This is a simple script for preprocessing multilingual Markdown documents or Jupyter notebooks. This was developed for the book Introduction to Japanese Natural Language Processing (JANLP).
The goal of the formatting used here is to compose a document in multiple languages but in a single file, without breaking existing formatting or tools, or adding excessive overhead for the authors.
python multilang.py <lang> <file.md>
lang
should be a language code specified at the top of the script. file.md
is the file to process. The result of filtering the input will be printed to stdout.
To test it, you can use it with the demo.md
file in this repo. Try these commands:
python multilang.py en demo.md
python multilang.py ja demo.md
The basic principle is that lines marked as belonging to a language will only be output when that language is designated. Unmarked lines are always passed through, and sigils are always stripped from output.

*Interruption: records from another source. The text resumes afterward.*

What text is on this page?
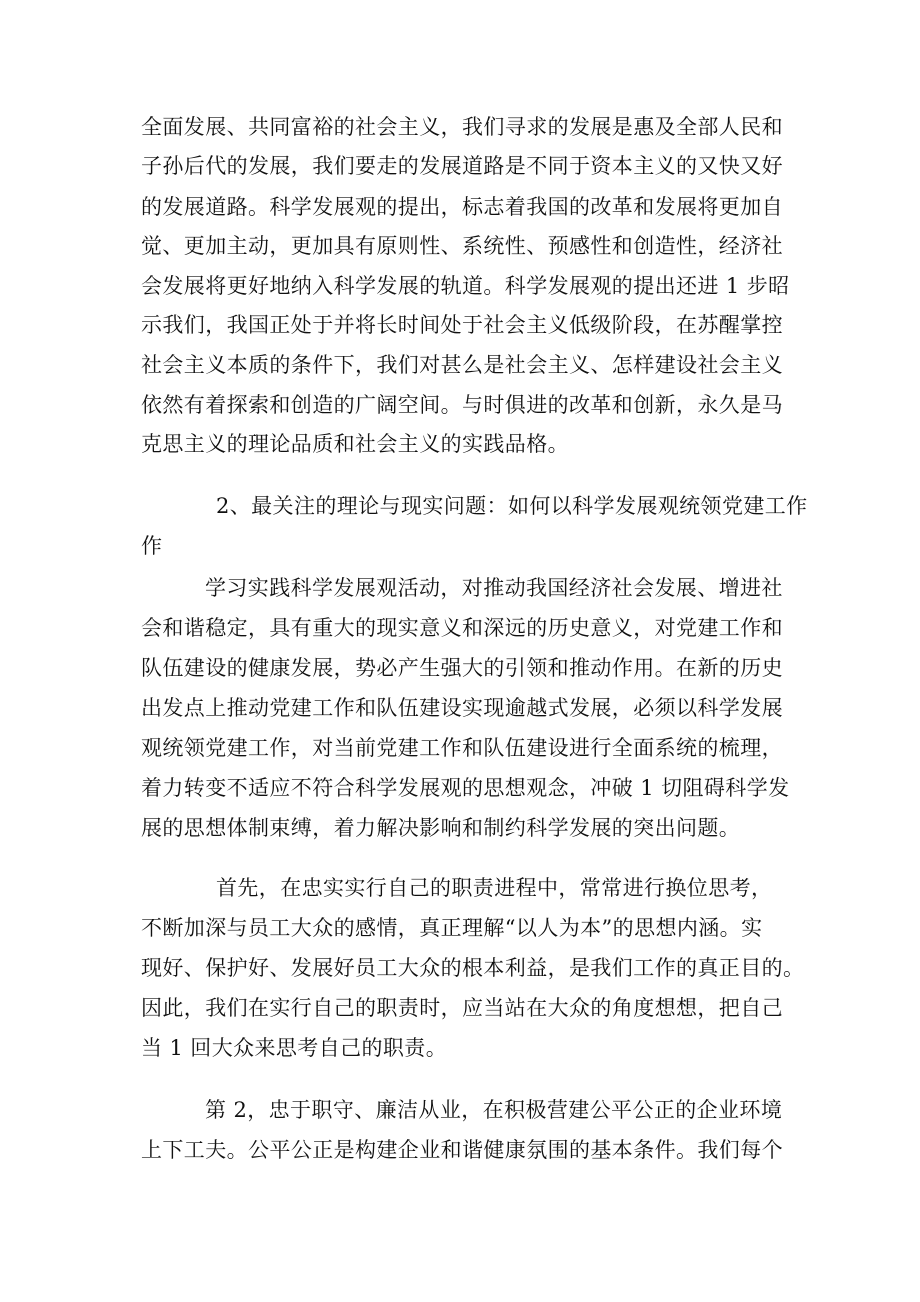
全面发展、共同富裕的社会主义，我们寻求的发展是惠及全部人民和
子孙后代的发展，我们要走的发展道路是不同于资本主义的又快又好
的发展道路。科学发展观的提出，标志着我国的改革和发展将更加自
觉、更加主动，更加具有原则性、系统性、预感性和创造性，经济社
会发展将更好地纳入科学发展的轨道。科学发展观的提出还进 1 步昭
示我们，我国正处于并将长时间处于社会主义低级阶段，在苏醒掌控
社会主义本质的条件下，我们对甚么是社会主义、怎样建设社会主义
依然有着探索和创造的广阔空间。与时俱进的改革和创新，永久是马
克思主义的理论品质和社会主义的实践品格。
2、最关注的理论与现实问题：如何以科学发展观统领党建工作
作
学习实践科学发展观活动，对推动我国经济社会发展、增进社
会和谐稳定，具有重大的现实意义和深远的历史意义，对党建工作和
队伍建设的健康发展，势必产生强大的引领和推动作用。在新的历史
出发点上推动党建工作和队伍建设实现逾越式发展，必须以科学发展
观统领党建工作，对当前党建工作和队伍建设进行全面系统的梳理，
着力转变不适应不符合科学发展观的思想观念，冲破 1 切阻碍科学发
展的思想体制束缚，着力解决影响和制约科学发展的突出问题。
首先，在忠实实行自己的职责进程中，常常进行换位思考，
不断加深与员工大众的感情，真正理解“以人为本”的思想内涵。实
现好、保护好、发展好员工大众的根本利益，是我们工作的真正目的。
因此，我们在实行自己的职责时，应当站在大众的角度想想，把自己
当 1 回大众来思考自己的职责。
第 2，忠于职守、廉洁从业，在积极营建公平公正的企业环境
上下工夫。公平公正是构建企业和谐健康氛围的基本条件。我们每个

There are two kinds of formatting:
- single line declarations
- block declarations
Languages to be used should be declared at the top of the file. By default en
, ja
, and xx
are declared. These codes are only used internally, and don't have to correspond to any standard.
Single line declarations just use a "sigil" for a language anywhere on a line. A sigil is a colon followed by a language code, like :en
.
# HTML
The title of this section is language-neutral, so it's unmarked. But this line is in English. :en
Sometimes when you have a lot of short lines, or preformatted text, it may be easier to declare a block than to mark every line with a sigil. A block starts with a sigil on a line on its own and ends with a line that is just :end
.
Sometimes you need to buy groceries. (This line is not in a block declaration.) :en
:en
- this is inside a block declaration
- carrots
- eggs
- milk
:end
This code is offered under the terms of the MIT or WTFPL license, as you prefer, and may be used freely. Please copy it far and wide.